Роберт Оппенгеймер и Десмонд Бернал (который после 1945 года потратил на антиядерные кампании, вероятно, больше своего времени, чем на что-либо другое) оказались в ряду многих жертв этого поворота, хотя и каждый по-разному. В некотором смысле случай Оппенгеймера, ведущего архитектора атомной бомбы, был более трагичным. Изгнанный врагами и охотниками на ведьм из общественной жизни под предлогом довоенных коммунистических связей, Оппенгеймер претерпел более сокрушительный удар, а кампания против него была очевидно надуманной. Бернал же никак не мог быть застигнут врасплох обвинениями в «угрозе безопасности» после 1945 года, поскольку его политические пристрастия ни для кого не были тайной. В определенном смысле, однако, трагизм его положения был не меньшим, ведь его подвергали гонениям как раз те, чье научно-политическое видение будущего он разделял и кто решился на его резкую смену во время войны, рискуя увеличением напряженности между сверхдержавами в холодной войне.

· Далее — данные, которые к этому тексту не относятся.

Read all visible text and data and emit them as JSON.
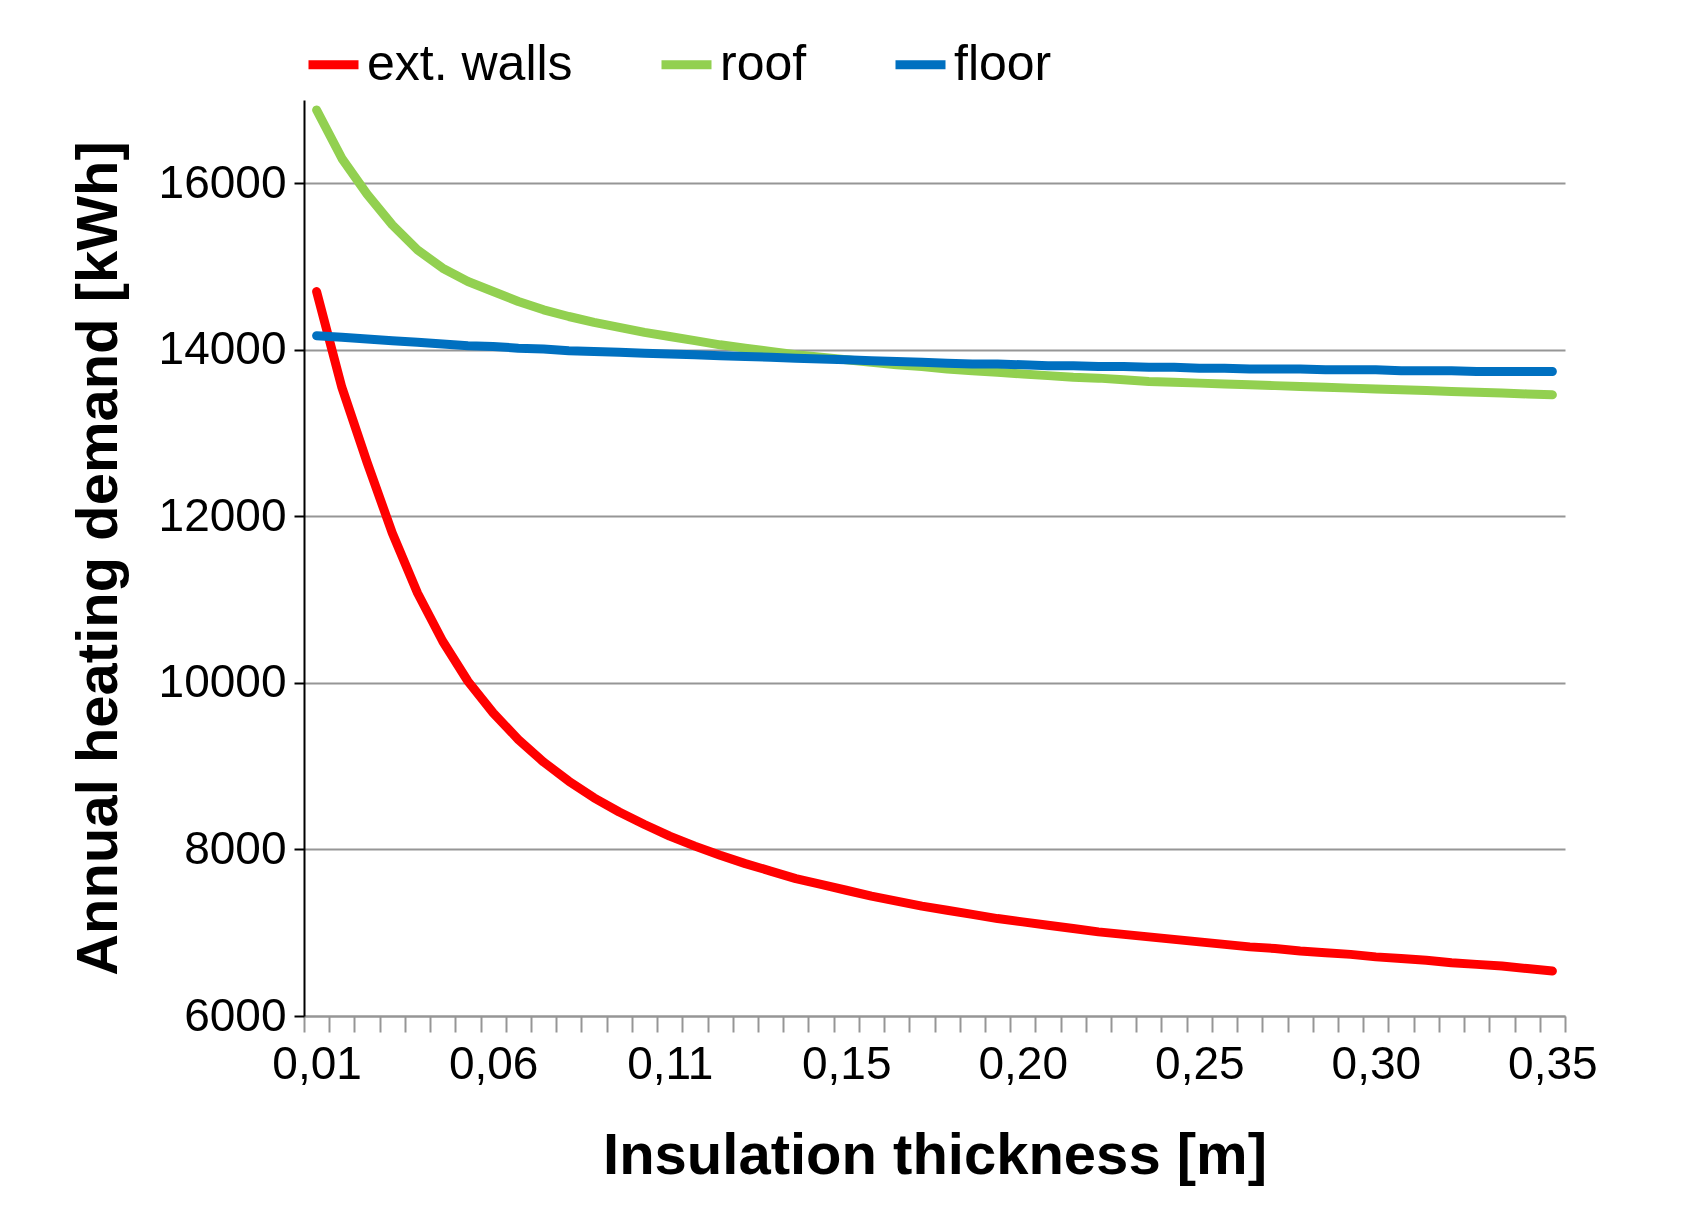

В течение напряженных месяцев воздушной блокады Берлина в 1948 году Сталин решил укрепить оборону СССР против идеологических атак и других опасностей с Запада, официально провозгласив, что есть два враждебных друг другу научных подхода. Только один из них годился (и был обязательным) для коммунистов, поскольку был одобрен партией. В маоистской терминологии, быть «красным» стало важнее, чем быть «экспертом». Именно это, а не дискуссия о природе воспроизведения живых организмов, легло в основу случая Лысенко, заявления которого, как следует из недавних исследований, были прямо «разрешены… и, по сути, продиктованы Сталиным»
[99], и что, совершенно ожидаемо, положило конец эпохе «красной науки». Бернал дискредитировал себя, поставив свои «красные» обязательства выше своих обязательств «эксперта».
Нечувствительный к исторической иронии Сталин выбрал козлом отпущения для официальной линии партии именно ту область биологии, которая более всего привлекала западных ученых к советской науке и из которой вышли самые заметные марксисты эпохи «красной науки». Их уязвимость в России объяснялась тем, что в отличие от физиков и математиков, которых не трогали, несмотря на их идеологическую невыдержанность, генетики не производили оружия и, очевидно, не демонстрировали достаточно быстрых и заметных улучшений в сельском хозяйстве. Сомнительные агробиологические теории Т. Д. Лысенко были официально провозглашены правильными, материалистическими, прогрессивными и патриотичными – в противовес реакционной, схоластичной, заграничной, буржуазной и непатриотичной генетике. В результате около трех тысяч биологов в кратчайшие сроки потеряли работу, а некоторые и свободу. Как советскую доктрину, так и ее применение на практике в случае Лысенко оправдать было в равной степени невозможно.
По какой причине Бернал, фактически единственный среди западных ученых, стал их публично и агрессивно защищать, а затем еще добавил к этому невообразимый некролог «Сталину как ученому», до сих пор не совсем понятно. Предположение о том, что его партийные обязательства оказались выше научной совести, явно не объясняет всего, хотя вряд ли его попытки интеллектуализации Лысенко могли убедить даже его самого. Формально Бернал даже не был членом Компартии, однако был важной публичной фигурой в международной орбите СССР. Возможно, им двигали соображения о мире во всем мире и надежды повлиять на происходящее в Советском Союзе. Браун рассказывает также, что Бернал стал другом и собеседником Хрущева. Однако, каковы бы ни были его мотивы, занятая им позиция не послужила ни делу, ни его репутации, ни ему самому.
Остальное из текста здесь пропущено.